Di tempat lain Bima yang baru saja sampai di rumah langsung di hadang oleh sang Ibu yang sudah menunggunya sejak tadi.
"Ada apa sih Ma. Kok Mama berdiri di sini?" Bima mengerutkan alisnya menatap sang Ibu seraya menyalami punggung tangan Ibunya.
Bima tentu bingung dengan tingkah sang Ibu yang tidak biasanya sampai menunggunya di luar. Bima merasa ada yang aneh dan curiga pada Maura Ibunya.
"Papa sudah menunggu kamu di dalam. Ayo masuk Nak!" Maura berbisik lirih pada Bima dengan exfresi yang tidak bisa di tebak.
Bima semakin di buat bingung. Ada apa Papanya menunggunya pulang. Padahal Bima sudah biasa pulang sore atau bahkan pulang malam.
Bima mengangguk dan mengikuti langkah sang Ibu, Bima tidak banyak bertanya lagi, pria itu berjalan gontai di belakang sang Ibu sambil berpikir keras!
"Bima. Duduklah, Papa mau bicara!" Bisma Ayah Bima itu langsung menyuruh Bima untuk duduk menghadap dirinya setelah melihat sang Putra berjalan mendekatinya.

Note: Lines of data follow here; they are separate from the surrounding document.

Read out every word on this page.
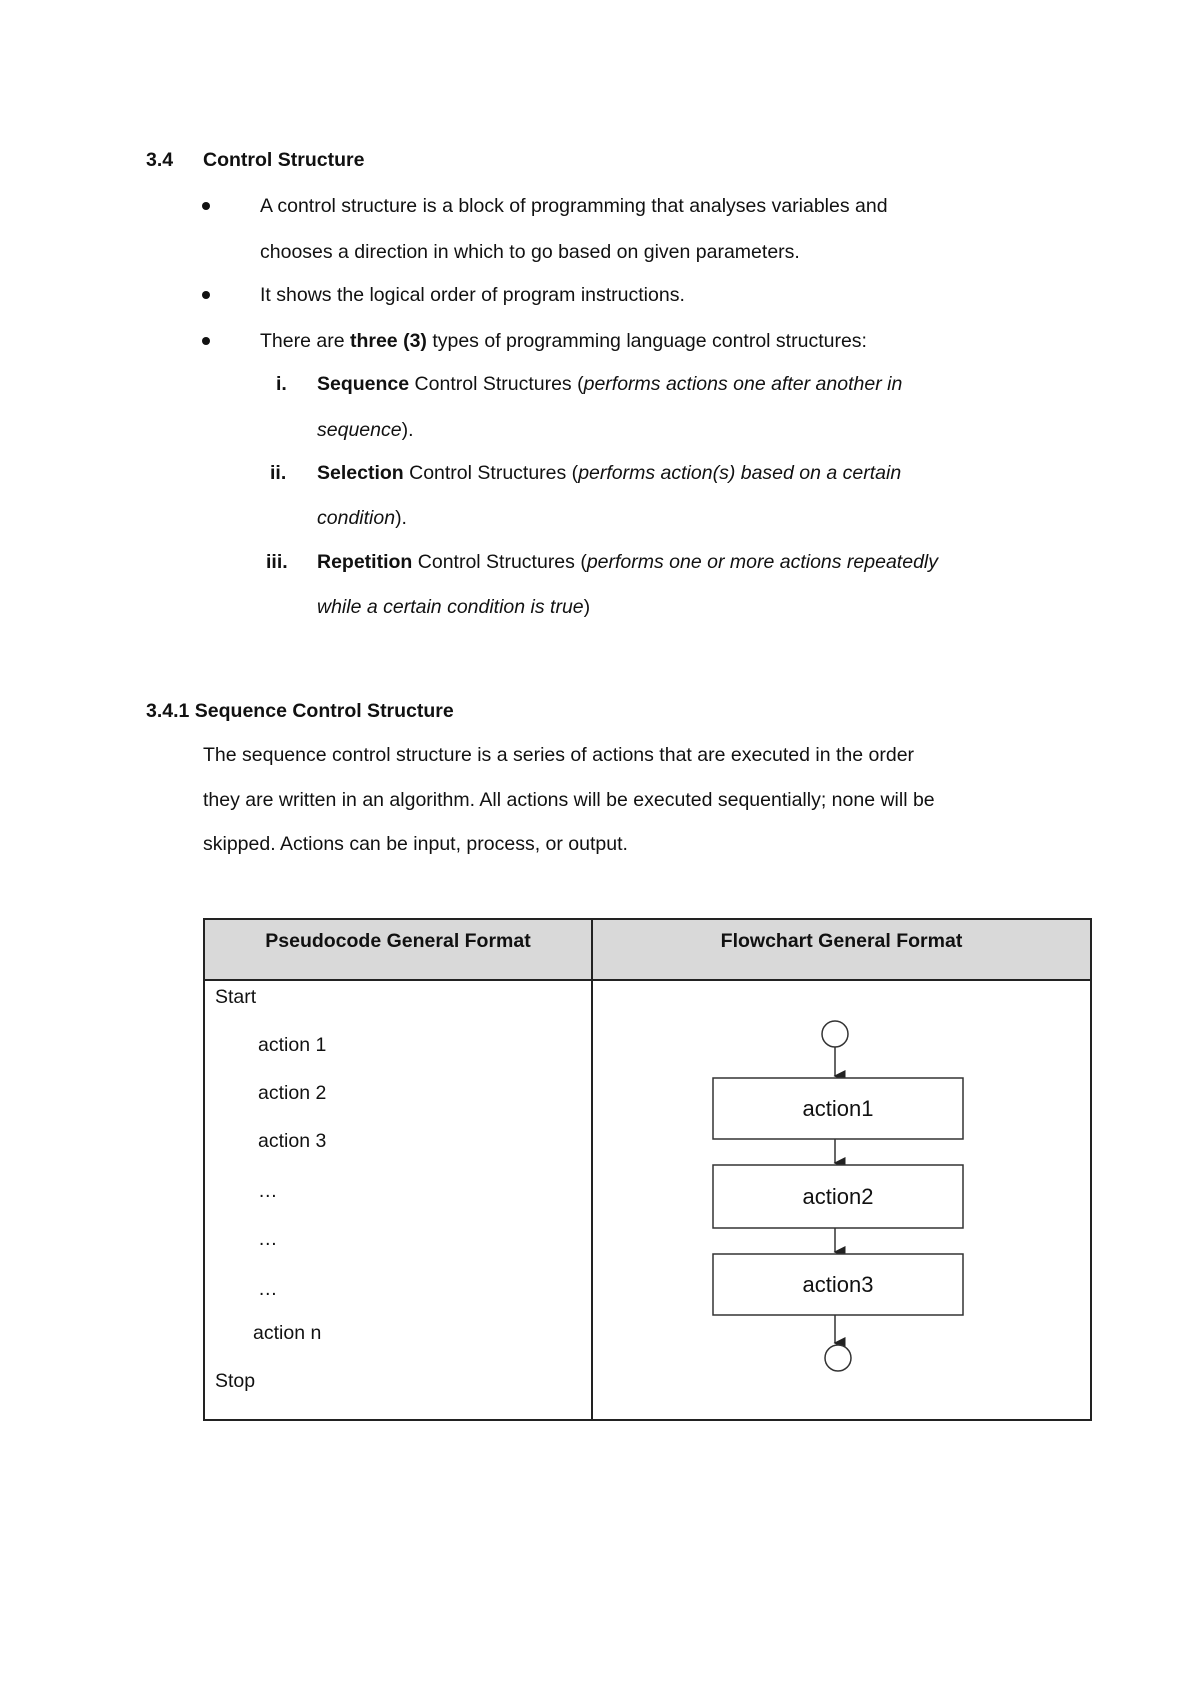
3.4 Control Structure
A control structure is a block of programming that analyses variables and
chooses a direction in which to go based on given parameters.
It shows the logical order of program instructions.
There are three (3) types of programming language control structures:
i. Sequence Control Structures (performs actions one after another in
sequence).
ii. Selection Control Structures (performs action(s) based on a certain
condition).
iii. Repetition Control Structures (performs one or more actions repeatedly
while a certain condition is true)
3.4.1 Sequence Control Structure
The sequence control structure is a series of actions that are executed in the order
they are written in an algorithm. All actions will be executed sequentially; none will be
skipped. Actions can be input, process, or output.
Pseudocode General Format	Flowchart General Format
Start
action 1
action 2
action 3
…
…
…
action n
Stop
action1
action2
action3
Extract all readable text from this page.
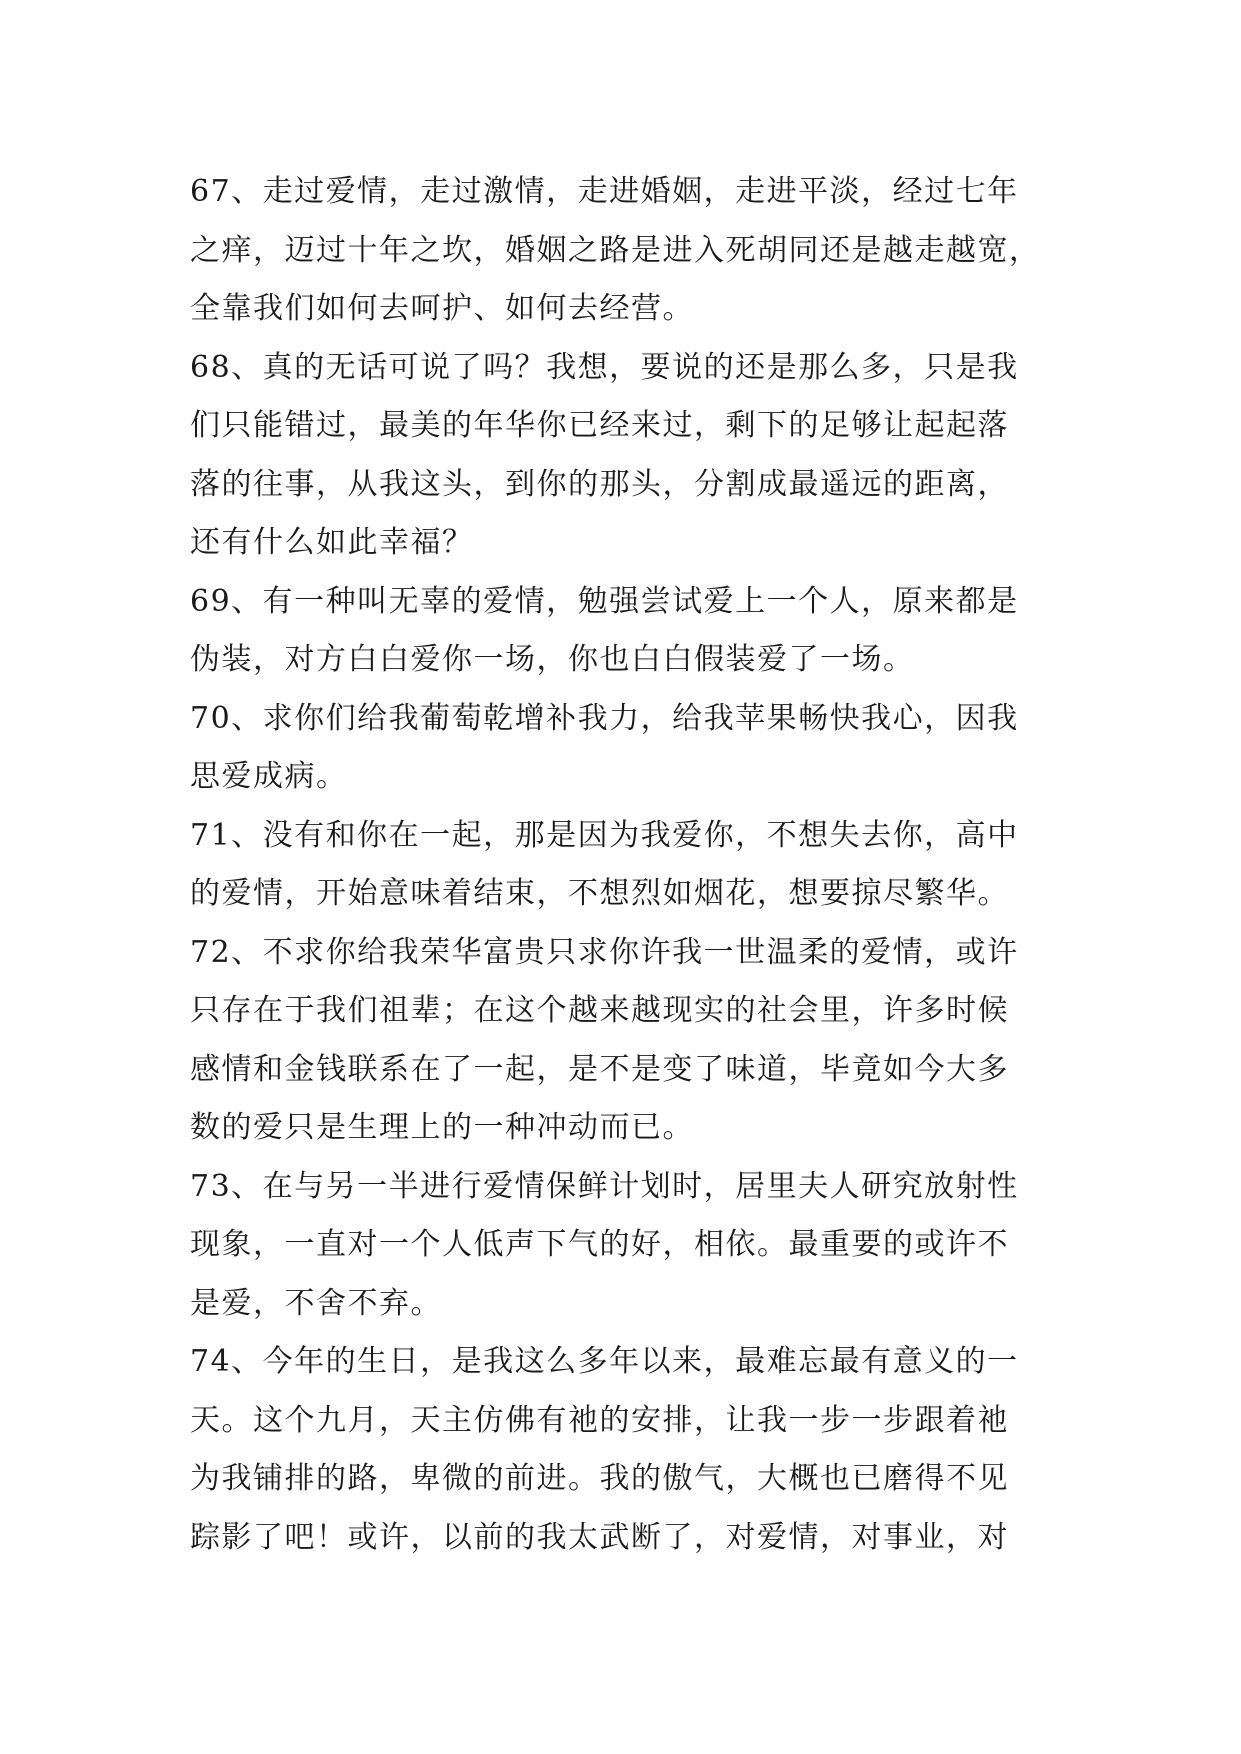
67、走过爱情，走过激情，走进婚姻，走进平淡，经过七年
之痒，迈过十年之坎，婚姻之路是进入死胡同还是越走越宽，
全靠我们如何去呵护、如何去经营。
68、真的无话可说了吗？我想，要说的还是那么多，只是我
们只能错过，最美的年华你已经来过，剩下的足够让起起落
落的往事，从我这头，到你的那头，分割成最遥远的距离，
还有什么如此幸福？
69、有一种叫无辜的爱情，勉强尝试爱上一个人，原来都是
伪装，对方白白爱你一场，你也白白假装爱了一场。
70、求你们给我葡萄乾增补我力，给我苹果畅快我心，因我
思爱成病。
71、没有和你在一起，那是因为我爱你，不想失去你，高中
的爱情，开始意味着结束，不想烈如烟花，想要掠尽繁华。
72、不求你给我荣华富贵只求你许我一世温柔的爱情，或许
只存在于我们祖辈；在这个越来越现实的社会里，许多时候
感情和金钱联系在了一起，是不是变了味道，毕竟如今大多
数的爱只是生理上的一种冲动而已。
73、在与另一半进行爱情保鲜计划时，居里夫人研究放射性
现象，一直对一个人低声下气的好，相依。最重要的或许不
是爱，不舍不弃。
74、今年的生日，是我这么多年以来，最难忘最有意义的一
天。这个九月，天主仿佛有祂的安排，让我一步一步跟着祂
为我铺排的路，卑微的前进。我的傲气，大概也已磨得不见
踪影了吧！或许，以前的我太武断了，对爱情，对事业，对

Bima pun menurut saja dan duduk dengan hati yang gelisah!
Bisma menatap intens pada Bima membuat Bima menunduk takut dan tidak berani mengangkat wajahnya untuk menatap sang Ayah.
"Bima. Lihat Papa!" Bisma dengan tegas menginterupsi Bima untuk menatapnya. Bima pun mengangkat wajahnya dan menatap takut pada sang Ayah.

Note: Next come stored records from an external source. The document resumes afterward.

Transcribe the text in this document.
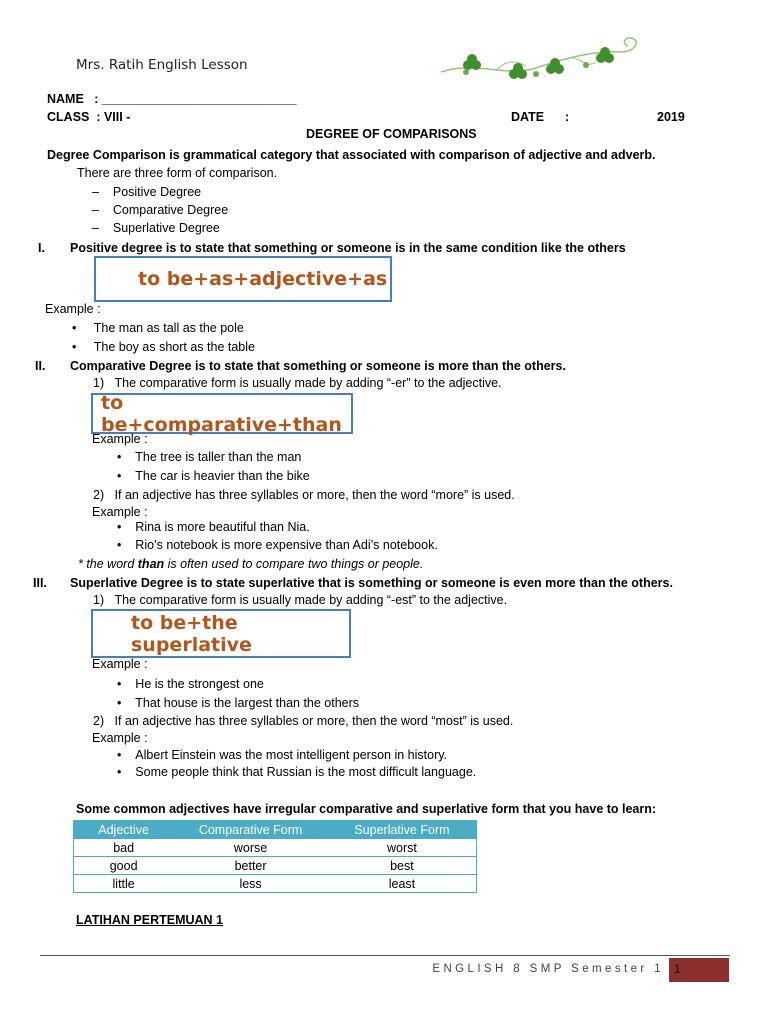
Mrs. Ratih English Lesson
NAME : ____________________________
CLASS : VIII -	DATE :	2019
DEGREE OF COMPARISONS
Degree Comparison is grammatical category that associated with comparison of adjective and adverb.
There are three form of comparison.
– Positive Degree
– Comparative Degree
– Superlative Degree
I. Positive degree is to state that something or someone is in the same condition like the others
to be+as+adjective+as
Example :
• The man as tall as the pole
• The boy as short as the table
II. Comparative Degree is to state that something or someone is more than the others.
1) The comparative form is usually made by adding “-er” to the adjective.
to be+comparative+than
Example :
• The tree is taller than the man
• The car is heavier than the bike
2) If an adjective has three syllables or more, then the word “more” is used.
Example :
• Rina is more beautiful than Nia.
• Rio’s notebook is more expensive than Adi’s notebook.
* the word than is often used to compare two things or people.
III. Superlative Degree is to state superlative that is something or someone is even more than the others.
1) The comparative form is usually made by adding “-est” to the adjective.
to be+the superlative
Example :
• He is the strongest one
• That house is the largest than the others
2) If an adjective has three syllables or more, then the word “most” is used.
Example :
• Albert Einstein was the most intelligent person in history.
• Some people think that Russian is the most difficult language.
Some common adjectives have irregular comparative and superlative form that you have to learn:
Adjective	Comparative Form	Superlative Form
bad	worse	worst
good	better	best
little	less	least
LATIHAN PERTEMUAN 1
ENGLISH 8 SMP Semester 1 1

"Bima. kamu sudah mengenal Kanza sejak kecil, bukan?" Bisma menatap serius pada Bima.
Deg!
Bima sontak saja kaget, tiba-tiba sang Ayah menyebutkan nama Kanza. Perasaan Bima mulai tidak tenang dan gelisah. Bima mencoba bersikap tenang dengan nafas yang naik turun.

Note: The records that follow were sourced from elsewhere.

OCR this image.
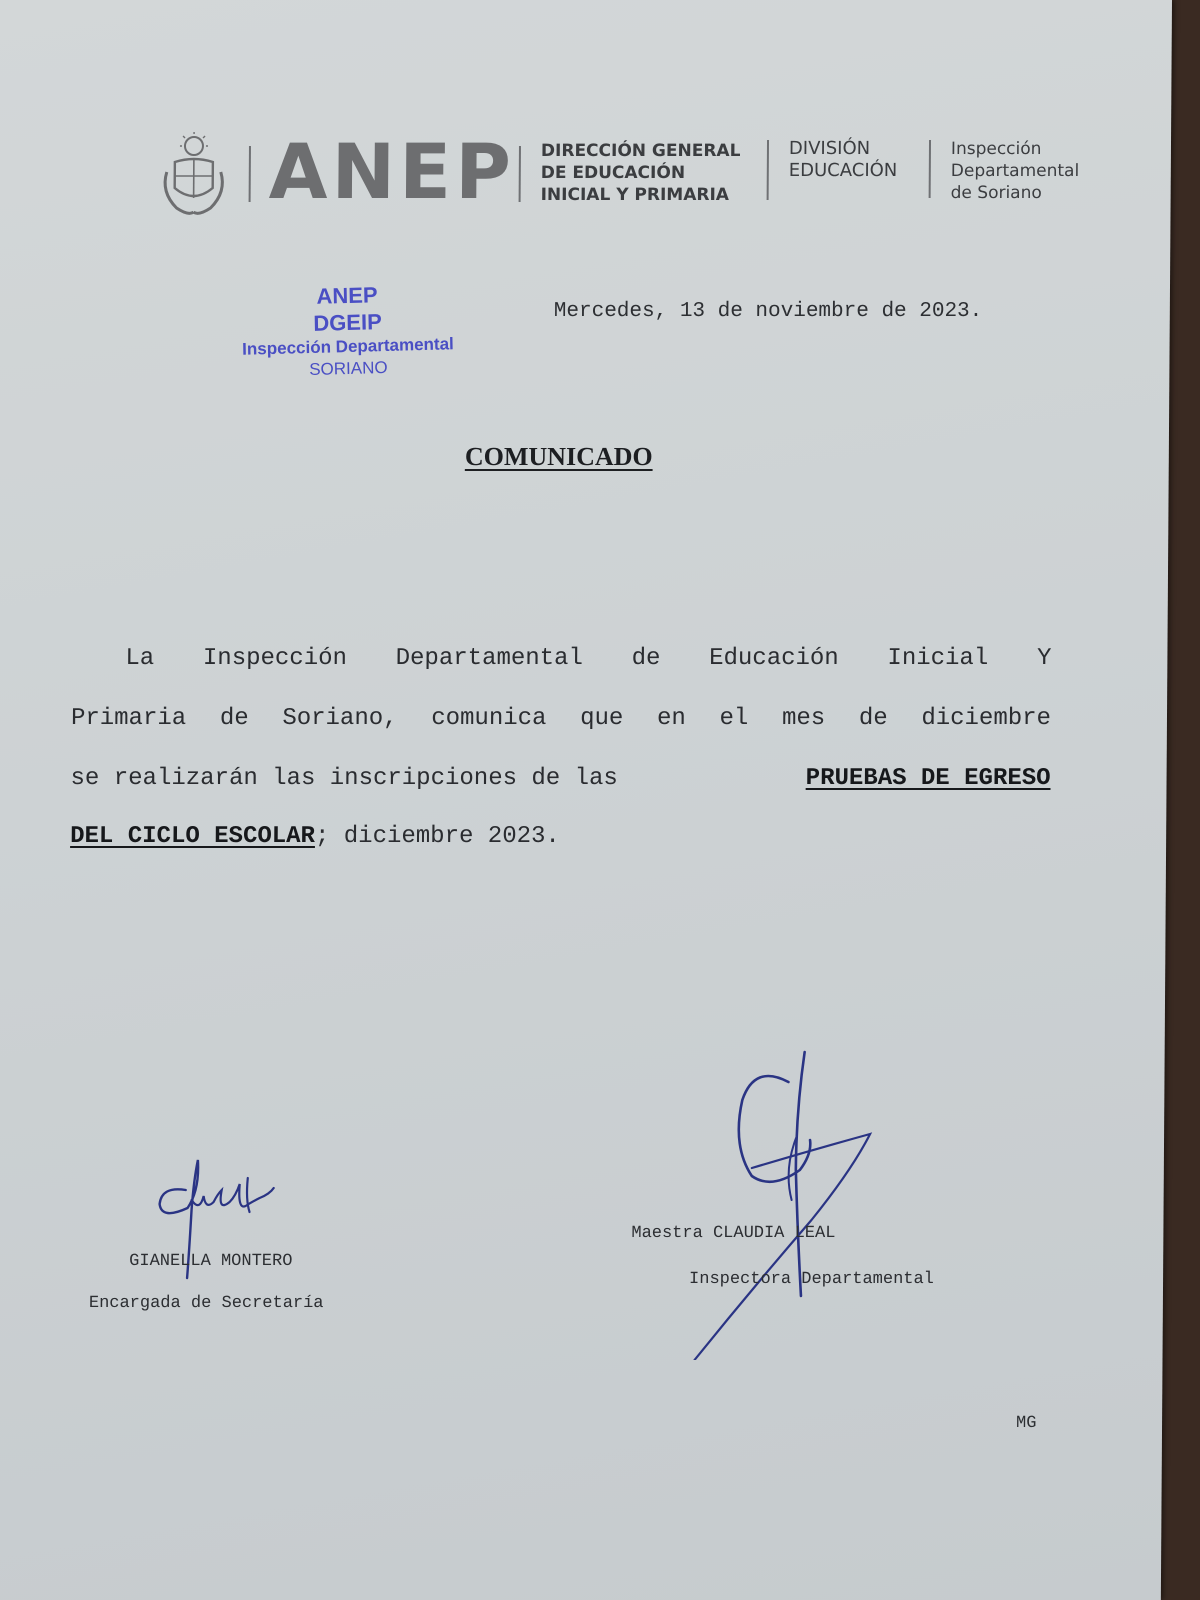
ANEP DIRECCIÓN GENERAL
DE EDUCACIÓN
INICIAL Y PRIMARIA
DIVISIÓN
EDUCACIÓN
Inspección
Departamental
de Soriano
ANEP
DGEIP
Inspección Departamental
SORIANO
Mercedes, 13 de noviembre de 2023.
COMUNICADO
La Inspección Departamental de Educación Inicial Y
Primaria de Soriano, comunica que en el mes de diciembre
se realizarán las inscripciones de las	PRUEBAS DE EGRESO
DEL CICLO ESCOLAR; diciembre 2023.
GIANELLA MONTERO
Encargada de Secretaría
Maestra CLAUDIA LEAL
Inspectora Departamental
MG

"Iya. Memangnya kenapa Pa?, bukankah Papa dan Om Arfan sahabatan sejak muda kan?" Bima menatap ragu pada sang Ayah.
"Ya benar. Karena itu, Papa dan Om Arfan ingin menjodohkan kamu dengan Kanza, kamu mau kan Bima?" Bisma menatap intens pada Bima.
Bima melotot tak percaya pada sang Ayah. Tentu saja hati Bima menolak perjodohan itu. Rencana macam apa yang telah di sepakati antara Ayahnya dan sahabatnya itu. Bima tidak habis pikir, sang Ayah memiliki pemikiran yang kuno di jaman yang sudah maju ini. Bima tersenyum kecut. dengan nafas yang naik turun Bima menunduk menahan emosi di hatinya.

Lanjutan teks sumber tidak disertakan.